国の中がとにかく大変だと。日本人は仲の悪い人もいるけれども、日本人同士は話せばある程度わかる。ただし、外国の場合はガチでわかりあえない人がめっちゃいます。でもその中でもわかりあえるポイントを探して、上手いプロダクトを作れた場合に何が起こるのかというと、ある程度タブーを回避し、だいたい世界でも通用する感じになる。なぜならそこに小さな世界があるからです。

日本のブランディングはマーケティング要素が強い

なので、ちょっとまとめて言いますと、まず「日式のブランディングって何ですか?」という話です。みなさんが普段目にしているものですよということです。だいたいの場合、ブランディングの費用ってマーケティング部が持っていて、マーケターが「ブランディングって何がいいかな」というのを考えています。

そのときによく陥りがちなのは、自社のブランドと直接関係が想起しにくいCSRになることが多いんですね。マーケティングでちゃんとお金を使っていて、ブランディングにお金を使いますよとなったときに、何に使うのかというと、例えば学生に対して自社の製品をプレゼントするとかです。つまり、社会貢献みたいなポジションが多いということですね。

ただ、そこに良い意味でも悪い意味でも、自社の戦略性は含まれていないことが多いです。海外の会社の中には、あくまでも三方良しを狙うところもあります。

2番目のチェックのところで、とくに何もやらなくてもそこそこ成功というのは、さっき話をしたとおりで。そんなに調査をしなくても、国内だけであれば、けっこう実はみんなはわかりあってる。
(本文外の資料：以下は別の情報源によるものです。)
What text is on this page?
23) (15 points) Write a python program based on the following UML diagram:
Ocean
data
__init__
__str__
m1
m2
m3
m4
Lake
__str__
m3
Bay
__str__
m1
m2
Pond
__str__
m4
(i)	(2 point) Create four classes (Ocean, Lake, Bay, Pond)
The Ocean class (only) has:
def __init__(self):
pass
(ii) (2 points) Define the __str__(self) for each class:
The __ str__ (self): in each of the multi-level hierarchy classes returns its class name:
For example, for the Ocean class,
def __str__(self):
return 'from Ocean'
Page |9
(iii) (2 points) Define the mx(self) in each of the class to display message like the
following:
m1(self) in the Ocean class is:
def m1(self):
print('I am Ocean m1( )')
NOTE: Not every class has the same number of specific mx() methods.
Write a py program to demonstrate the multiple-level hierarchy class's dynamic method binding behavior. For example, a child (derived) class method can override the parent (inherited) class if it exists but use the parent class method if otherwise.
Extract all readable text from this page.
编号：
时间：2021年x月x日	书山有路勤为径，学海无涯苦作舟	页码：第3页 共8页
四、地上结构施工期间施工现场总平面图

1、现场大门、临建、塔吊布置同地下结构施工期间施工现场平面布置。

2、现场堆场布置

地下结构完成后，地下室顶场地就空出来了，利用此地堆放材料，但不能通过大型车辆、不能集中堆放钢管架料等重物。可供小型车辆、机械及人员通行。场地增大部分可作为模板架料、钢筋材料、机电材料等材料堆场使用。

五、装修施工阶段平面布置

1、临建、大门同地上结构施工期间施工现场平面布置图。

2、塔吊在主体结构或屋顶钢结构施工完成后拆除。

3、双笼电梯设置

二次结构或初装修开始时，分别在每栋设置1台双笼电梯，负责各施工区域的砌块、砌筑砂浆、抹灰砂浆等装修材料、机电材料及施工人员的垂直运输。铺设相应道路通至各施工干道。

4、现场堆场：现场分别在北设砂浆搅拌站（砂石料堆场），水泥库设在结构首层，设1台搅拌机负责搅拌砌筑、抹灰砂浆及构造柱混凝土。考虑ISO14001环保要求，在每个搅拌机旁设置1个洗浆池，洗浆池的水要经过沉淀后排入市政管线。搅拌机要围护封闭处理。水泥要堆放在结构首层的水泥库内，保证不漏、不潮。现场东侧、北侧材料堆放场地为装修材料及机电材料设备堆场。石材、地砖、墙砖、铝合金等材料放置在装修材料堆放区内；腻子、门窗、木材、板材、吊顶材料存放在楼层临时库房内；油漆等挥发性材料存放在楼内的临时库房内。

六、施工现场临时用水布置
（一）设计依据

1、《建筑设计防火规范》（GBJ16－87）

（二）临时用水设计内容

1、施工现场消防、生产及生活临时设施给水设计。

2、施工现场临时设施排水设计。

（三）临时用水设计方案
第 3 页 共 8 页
仲の悪い人もいると思うんですけれども、それも含めてけっこうわかってる。

例えば30歳だったらどういうものが好きかな、というのもけっこうわかる。短期的な流行とか仕掛けは、けっこう行いやすいと思っています。なんでかというと、日本の場合は、認知に共通点が多い上、総合広告代理店さんのサポートも協力です。お金さえあれば短期的に流行を作ることもけっこうしやすいと思います。

国内のビジネスのメインターゲットは当然国内が多いでしょう。国内で始めるのに外国人のことを考えたりするプロジェクトって、なかなかないでしょう。これらが何を示すのかというと、メディアバイイングとかインフルエンサーに対する投資はけっこうすることが多いですね。ワンタイム的、買い切り的なやつです。数字的グロースを目的とし、そこには自社の意思や個性は乗っていないこともまた多いです。

社内で綿密にこういう計画を立てようというのを決めるのが、日本の中であるブランディングと言われているものです。つまり、マーケティングの要素が強いということです。予算もマーケティング予算内から捻出ということもあると思います。